When my mental health is great, I’m able to make all these plans and I can think through them clearly so they’re well-paced for my average energy level. Sometimes those plans come and go during that state and I’m truly unstoppable; it makes me feel good to achieve goals and explore opportunities and feel like I’m really living life. When my mental health isn’t so great it’s like everything…
Stops.
The thick cloud
My ambition, my feelings of self-worth, and my life in general just stops. There’s a thick cloud that surrounds my brain that I must wade through to simply exist. It means I’m throwing away or pushing back those plans that fill me with life, with passion, and it hurts. I find myself at a vulnerable state where all the things that make me feel better are suddenly impossible to reach.
It means even when I’m feeling good and on top of the world, it weighs on my mental health to know that a shift is always possible. And to be clear, I have treatment that’s working for me but mental illness is never cured even though it can be managed and symptoms can be reduced. Speaking from my experience of bipolar disorder, there can be factors that trigger that shift but it can also be random, and either way the feeling is all-consuming. Meaning that unlike when I’m in those highs, when I’m in those lows I can’t see the brighter days ahead, the full picture of who I am as a person, or what I’ve accomplished. I can’t see that those good days will come back around.
But then those good days do come back around.
It can take me a few days — sometimes weeks — to slough off the clouds and the heavy blanket of ick that covers me as the cycle shifts once again, but I know it will. And that’s why I continue to fight for my mental well-being when I can, why I still make those plans and dream big — so I can remember how good life feels when I feel nothing at all.

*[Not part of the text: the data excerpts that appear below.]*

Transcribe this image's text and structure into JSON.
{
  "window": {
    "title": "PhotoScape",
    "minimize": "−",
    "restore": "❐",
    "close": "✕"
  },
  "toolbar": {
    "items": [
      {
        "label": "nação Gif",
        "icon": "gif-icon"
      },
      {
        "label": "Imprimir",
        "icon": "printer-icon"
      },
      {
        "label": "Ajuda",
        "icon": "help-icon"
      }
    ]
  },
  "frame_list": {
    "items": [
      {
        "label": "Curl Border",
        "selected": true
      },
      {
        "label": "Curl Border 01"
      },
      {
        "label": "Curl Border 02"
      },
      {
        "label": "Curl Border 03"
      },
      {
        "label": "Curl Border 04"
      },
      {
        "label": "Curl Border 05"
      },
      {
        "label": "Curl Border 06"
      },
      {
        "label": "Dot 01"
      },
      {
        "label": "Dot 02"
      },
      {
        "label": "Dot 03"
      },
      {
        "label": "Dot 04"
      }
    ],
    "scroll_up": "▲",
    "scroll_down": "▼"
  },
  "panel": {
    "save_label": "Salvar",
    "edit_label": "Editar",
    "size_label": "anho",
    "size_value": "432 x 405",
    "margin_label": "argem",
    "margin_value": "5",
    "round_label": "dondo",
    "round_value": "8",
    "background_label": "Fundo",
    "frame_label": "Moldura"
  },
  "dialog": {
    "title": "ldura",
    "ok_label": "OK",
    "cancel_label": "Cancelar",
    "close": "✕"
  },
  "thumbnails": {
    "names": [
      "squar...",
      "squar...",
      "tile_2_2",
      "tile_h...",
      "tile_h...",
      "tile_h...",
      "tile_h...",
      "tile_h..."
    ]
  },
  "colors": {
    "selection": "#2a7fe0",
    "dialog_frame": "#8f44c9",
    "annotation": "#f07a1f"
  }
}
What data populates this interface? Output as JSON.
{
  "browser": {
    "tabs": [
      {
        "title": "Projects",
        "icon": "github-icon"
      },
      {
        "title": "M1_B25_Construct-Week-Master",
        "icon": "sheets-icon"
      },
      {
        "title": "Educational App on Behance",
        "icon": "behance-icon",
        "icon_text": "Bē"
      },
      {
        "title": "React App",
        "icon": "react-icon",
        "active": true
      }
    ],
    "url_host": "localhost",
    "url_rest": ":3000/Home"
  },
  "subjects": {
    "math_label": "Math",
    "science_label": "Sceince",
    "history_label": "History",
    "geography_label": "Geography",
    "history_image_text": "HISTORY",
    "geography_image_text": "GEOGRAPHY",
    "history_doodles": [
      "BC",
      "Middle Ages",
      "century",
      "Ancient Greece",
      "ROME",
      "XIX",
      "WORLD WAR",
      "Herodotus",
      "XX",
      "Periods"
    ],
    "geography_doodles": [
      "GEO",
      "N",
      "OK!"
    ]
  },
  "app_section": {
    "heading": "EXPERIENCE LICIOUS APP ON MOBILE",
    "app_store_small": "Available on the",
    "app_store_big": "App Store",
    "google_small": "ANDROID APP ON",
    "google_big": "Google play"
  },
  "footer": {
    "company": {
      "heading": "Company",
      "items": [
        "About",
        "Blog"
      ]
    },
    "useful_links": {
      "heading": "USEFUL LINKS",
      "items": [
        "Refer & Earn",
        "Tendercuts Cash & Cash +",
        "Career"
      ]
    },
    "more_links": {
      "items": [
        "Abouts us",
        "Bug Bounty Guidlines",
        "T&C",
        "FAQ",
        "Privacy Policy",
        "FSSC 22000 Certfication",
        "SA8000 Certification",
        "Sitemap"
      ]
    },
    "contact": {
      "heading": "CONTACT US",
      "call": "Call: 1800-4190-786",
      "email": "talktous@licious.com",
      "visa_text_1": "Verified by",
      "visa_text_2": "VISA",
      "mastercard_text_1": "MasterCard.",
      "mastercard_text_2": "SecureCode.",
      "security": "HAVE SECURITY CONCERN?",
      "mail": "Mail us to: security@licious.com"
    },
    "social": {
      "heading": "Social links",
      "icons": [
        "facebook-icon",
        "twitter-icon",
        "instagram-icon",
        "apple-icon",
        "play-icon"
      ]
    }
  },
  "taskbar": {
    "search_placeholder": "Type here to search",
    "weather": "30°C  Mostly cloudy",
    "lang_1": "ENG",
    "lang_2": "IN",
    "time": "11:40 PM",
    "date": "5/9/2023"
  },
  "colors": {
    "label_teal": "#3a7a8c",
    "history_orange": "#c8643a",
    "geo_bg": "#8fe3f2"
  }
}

This has been the latest question. I am taking a break from my career to recover. Then I hope to set a new path of work-life balance. Dealing with Autistic burnout, hypermobility and POTS as well as ADHD has now in my late 30's all come to a standstill. Think it's the first time I am really putting my health first. It's hard though, you want to do more and even asked to do more when you know you literally have a limited number of spoons. My brain is really slow at the moment and both my physical and mental fatigue is real and deeper then I have ever experienced. The Autistic diagnosis only recently came about, too.